|Comune di Seborga|
|• Mayor||Enrico Ilariuzzi|
|• Total||4.91 km2 (1.90 sq mi)|
|Elevation||500 m (1,600 ft)|
(31 December 2015)
|• Density||64/km2 (170/sq mi)|
|Time zone||UTC+1 (CET)|
|• Summer (DST)||UTC+2 (CEST)|
|Patron saint||San Bernardo|
|Saint day||20 August|
Seborga (Ligurian: A Seborca) is a small town in the region of Liguria in northwest Italy, near the French border. Administratively, it is a comune of the Italian province of Imperia. The main economic activities are horticulture and tourism.
Seborga is known in the region for its agricultural activity: in particular, cultivation and collection of olives and floriculture crops. Thanks to Seborga's publicity as a principality, tourism has expanded in recent years. The principality's historic town centre was also restored, ensuring that its charms were protected from commercial overdevelopment.
An important cultural event in Seborga is the annual festival of Saint Bernard, the town's patron saint, held on August 20. Seborga's twin city is L'Escarène, France. The festival includes a procession of citizens and the carrying of a statue of Saint Bernard.
Seborga is situated along Provincial Road 57 in Imperia. The nearest motorway access is at the Bordighera exit on the A10. The nearest railway station is also the one in Bordighera, on the Ventimiglia-Genoa line.
Principality of Seborga
In the early 1960s, Giorgio Carbone, then head of the local flower growers' co-operative, began promoting the idea that Seborga and its surrounding territory should become independent from Italy. Carbone claimed that Seborga had existed as a sovereign state of Italy since 954, and that from 1079 it was a principality of the Holy Roman Empire. According to Carbone's claims, Seborga was not included in the 1861 Italian unification, and that it should be recognised as a sovereign principality.
In 1963 the people of Seborga held an informal vote and elected Carbone as their ostensible head of state. He then assumed the self-styled title His Tremendousness (Sua Tremendità) Giorgio I, Prince of Seborga. Carbone remained in office until his death in 2009. A successor, Marcello Menegatto, was elected in 2010. Menegatto resigned in 2019 from his position, and he was succeeded by his ex-wife, Nina Menegatto, who has styled herself Her Serene Highness Princess Nina.

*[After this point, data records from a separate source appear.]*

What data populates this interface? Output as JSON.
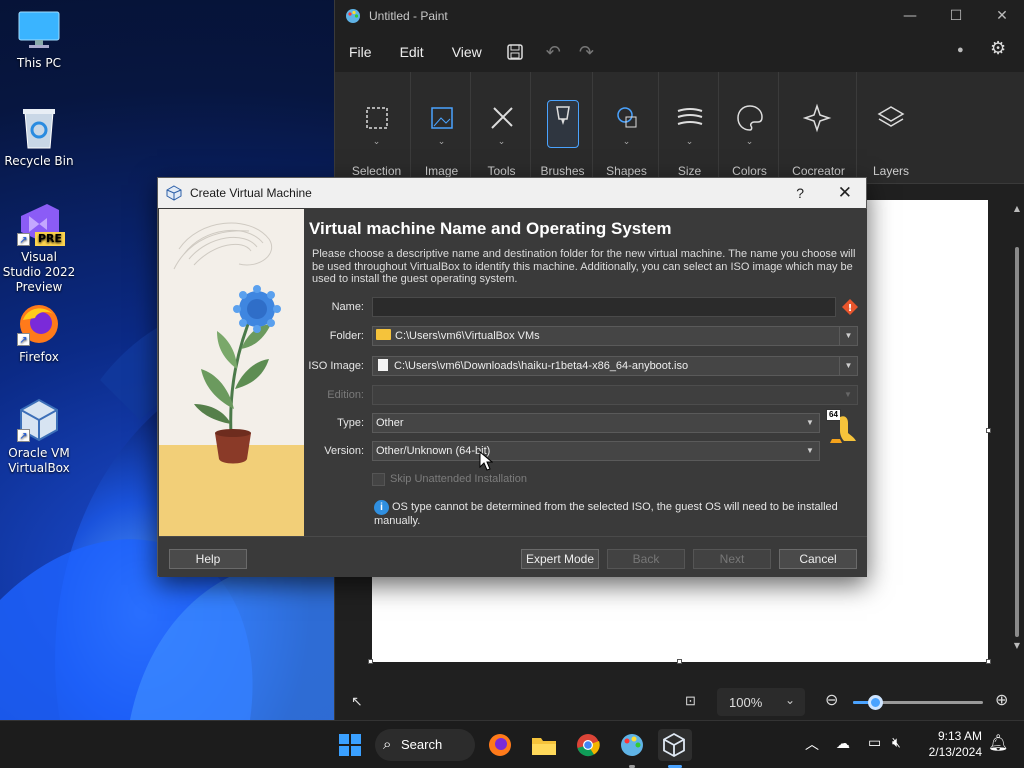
{
  "desktop": {
    "icons": [
      {
        "label": "This PC"
      },
      {
        "label": "Recycle Bin"
      },
      {
        "label": "Visual Studio 2022 Preview",
        "badge": "PRE"
      },
      {
        "label": "Firefox"
      },
      {
        "label": "Oracle VM VirtualBox"
      }
    ]
  },
  "paint": {
    "title": "Untitled - Paint",
    "menu": [
      "File",
      "Edit",
      "View"
    ],
    "ribbon_groups": [
      "Selection",
      "Image",
      "Tools",
      "Brushes",
      "Shapes",
      "Size",
      "Colors",
      "Cocreator",
      "Layers"
    ],
    "zoom": "100%",
    "zoom_slider_fraction": 0.17
  },
  "dialog": {
    "title": "Create Virtual Machine",
    "help_glyph": "?",
    "heading": "Virtual machine Name and Operating System",
    "description": "Please choose a descriptive name and destination folder for the new virtual machine. The name you choose will be used throughout VirtualBox to identify this machine. Additionally, you can select an ISO image which may be used to install the guest operating system.",
    "fields": {
      "name_label": "Name:",
      "name_value": "",
      "folder_label": "Folder:",
      "folder_value": "C:\\Users\\vm6\\VirtualBox VMs",
      "iso_label": "ISO Image:",
      "iso_value": "C:\\Users\\vm6\\Downloads\\haiku-r1beta4-x86_64-anyboot.iso",
      "edition_label": "Edition:",
      "edition_value": "",
      "type_label": "Type:",
      "type_value": "Other",
      "version_label": "Version:",
      "version_value": "Other/Unknown (64-bit)",
      "os_badge": "64"
    },
    "skip_unattended": "Skip Unattended Installation",
    "info_text": "OS type cannot be determined from the selected ISO, the guest OS will need to be installed manually.",
    "buttons": {
      "help": "Help",
      "expert": "Expert Mode",
      "back": "Back",
      "next": "Next",
      "cancel": "Cancel"
    }
  },
  "taskbar": {
    "search": "Search",
    "time": "9:13 AM",
    "date": "2/13/2024"
  },
  "colors": {
    "dialog_bg": "#3a3a3a",
    "paint_bg": "#202020",
    "accent": "#4aa3ff"
  }
}
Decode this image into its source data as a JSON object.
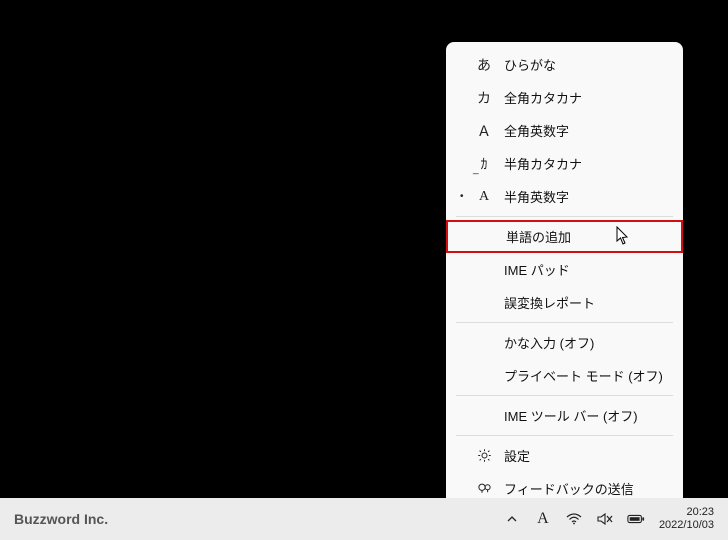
{
  "menu": {
    "groups": [
      [
        {
          "icon": "あ",
          "label": "ひらがな",
          "selected": false,
          "iname": "hiragana-icon",
          "name": "menu-item-hiragana"
        },
        {
          "icon": "カ",
          "label": "全角カタカナ",
          "selected": false,
          "iname": "katakana-full-icon",
          "name": "menu-item-katakana-full"
        },
        {
          "icon": "Ａ",
          "label": "全角英数字",
          "selected": false,
          "iname": "alnum-full-icon",
          "name": "menu-item-alnum-full"
        },
        {
          "icon": "_ｶ",
          "label": "半角カタカナ",
          "selected": false,
          "iname": "katakana-half-icon",
          "name": "menu-item-katakana-half"
        },
        {
          "icon": "A",
          "label": "半角英数字",
          "selected": true,
          "iname": "alnum-half-icon",
          "name": "menu-item-alnum-half"
        }
      ],
      [
        {
          "icon": "",
          "label": "単語の追加",
          "highlight": true,
          "name": "menu-item-add-word"
        },
        {
          "icon": "",
          "label": "IME パッド",
          "name": "menu-item-ime-pad"
        },
        {
          "icon": "",
          "label": "誤変換レポート",
          "name": "menu-item-misconversion-report"
        }
      ],
      [
        {
          "icon": "",
          "label": "かな入力 (オフ)",
          "name": "menu-item-kana-input"
        },
        {
          "icon": "",
          "label": "プライベート モード (オフ)",
          "name": "menu-item-private-mode"
        }
      ],
      [
        {
          "icon": "",
          "label": "IME ツール バー (オフ)",
          "name": "menu-item-ime-toolbar"
        }
      ],
      [
        {
          "icon": "gear",
          "label": "設定",
          "iname": "gear-icon",
          "name": "menu-item-settings"
        },
        {
          "icon": "feedback",
          "label": "フィードバックの送信",
          "iname": "feedback-icon",
          "name": "menu-item-feedback"
        }
      ]
    ]
  },
  "taskbar": {
    "brand": "Buzzword Inc.",
    "ime_mode": "A",
    "time": "20:23",
    "date": "2022/10/03"
  }
}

Supporters of the independence claim promote the Principality with the trappings of a state, including the creation of a flag, minting of coins, the formation of a "border guard" and the installation of sentry boxes on the unofficial border crossing on the main road into Seborga. An official Principato di Seborga website asserts the historical arguments put forward by Carbone. The independence claims of a "Principality of Seborga" have not been recognised internationally, and Seborga remains officially part of Italy.